I had the pleasure of attending British Columbia Human Resources Association (BCHRMA) Surrey Roundtable this morning. Before you yell “boring”, let me say this: This session was anything but boring. Lisa Martin, a leadership coach, author (Briefcase Moms – go ahead and use the Amazon.com search box on the right) and facilitator presented on Escape the Balancing Act: Harmonize Your Career & Life for Maximum Return on Effort.
This session started with a quick Career-Life Harmony Assessment, which was an enlightening exercise in identifying where I need “to make some changes to reach my optimal career-life harmony”. But most importantly, here’s what I learned from this session and wanted to share it with you (please note that these are my own interpretations from the roundtable discussions and do not reflect that of the presenter or other participants):
  • A universal work-life balance doesn’t really exist; in other words, we can force people to do something that they are not ready for or want to do. Rather, work-life balance is an individual approach. However, we, as a community, need to promote and encourage such harmony. We have to remember, a larger square block won’t fit into a smaller circle hole easily. It can be forced in but we will most likely break a few corners in the process.
  • “Possibilities are endless” if one believes in the power of self and the community. In other words, “we are what we think” just as “we are what we eat”. Having a strong positive belief process that is supported by a strong foundation is the key to success.
  • Personal Boundaries: I found this topic of interest as it’s an area where I need to further develop myself. I have a tendency of not sharing my personal boundaries as quickly as I should, which can lead to misunderstandings. We need to remember that boundaries are “invisible” to others. When communicating personal boundaries, Lisa says, it is important to be in an “emotionally even” state (physically, mentally and emotionally) and that one must be clear in “telling how he or she wishes / wants to be managed”.

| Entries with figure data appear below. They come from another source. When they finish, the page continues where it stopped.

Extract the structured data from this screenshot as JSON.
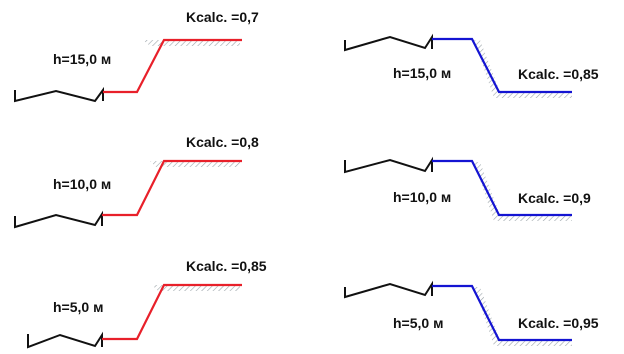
{
  "colors": {
    "ground": "#111111",
    "fill_profile": "#e8202a",
    "cut_profile": "#1414d2",
    "hatch": "#9aa3a8"
  },
  "panels": [
    {
      "kind": "fill",
      "height_label": "h=15,0 м",
      "k_label": "Kcalc. =0,7"
    },
    {
      "kind": "fill",
      "height_label": "h=10,0 м",
      "k_label": "Kcalc. =0,8"
    },
    {
      "kind": "fill",
      "height_label": "h=5,0 м",
      "k_label": "Kcalc. =0,85"
    },
    {
      "kind": "cut",
      "height_label": "h=15,0 м",
      "k_label": "Kcalc. =0,85"
    },
    {
      "kind": "cut",
      "height_label": "h=10,0 м",
      "k_label": "Kcalc. =0,9"
    },
    {
      "kind": "cut",
      "height_label": "h=5,0 м",
      "k_label": "Kcalc. =0,95"
    }
  ]
}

  • Guilt: This was also another relevant topic as I can be overwhelmed by guilt if I’m not careful. Lisa says that “wider the expectation equals bigger the guilt”. By “lowering expectations” of oneself, guilt may have a lesser impact on the person’s psyche. Please let me personalize this: I would feel guilty if I don’t make it to work at a pre-determined / self-mandated time, if I don’t answer an email on time, if I miss my daughter’s soccer practice, if I don’t tuck my son in at night, if I don’t get to watch the soccer highlights at 10:00 PM every night, if I don’t keep a promise, if I don’t make it to the gym, if I don’t talk to my parents or siblings, and on it goes. As you can imagine, this can be very hard on my wife, who in turn has to listen to my “guilt trips”.  Well, since this morning, I have come to realize that there are only so many hours in a day and that every minute of the day is precious and that it must be used wisely.

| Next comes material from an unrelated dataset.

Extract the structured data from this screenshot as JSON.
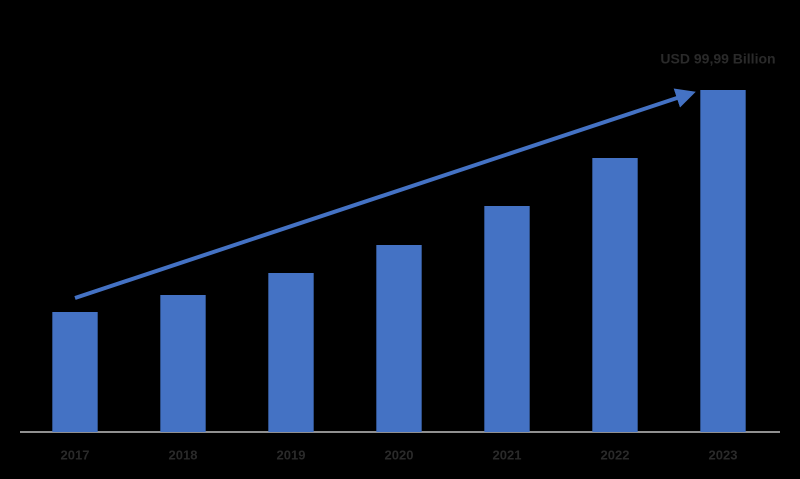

So, you must be thinking why I’m telling you this. Well, it’s part of my personal pledge: Going forward, I will do my best to think positively and feed my brain just as I feed my body; I will share and communicate personal boundaries so there won’t be any misunderstandings; and most importantly, I will try to let go of the daily guilty feelings by setting realistic goals, both personal and professional.
That my friends and dear readers, I hope will make me a better person.
Thanks for reading,
Armin
PS. I highly encourage you to find some time to attend one of Lisa Martin’s presentations, buy and read her book or visit her website. She has an amazing way of helping you reach a new level of personal understanding. For that, I thank her!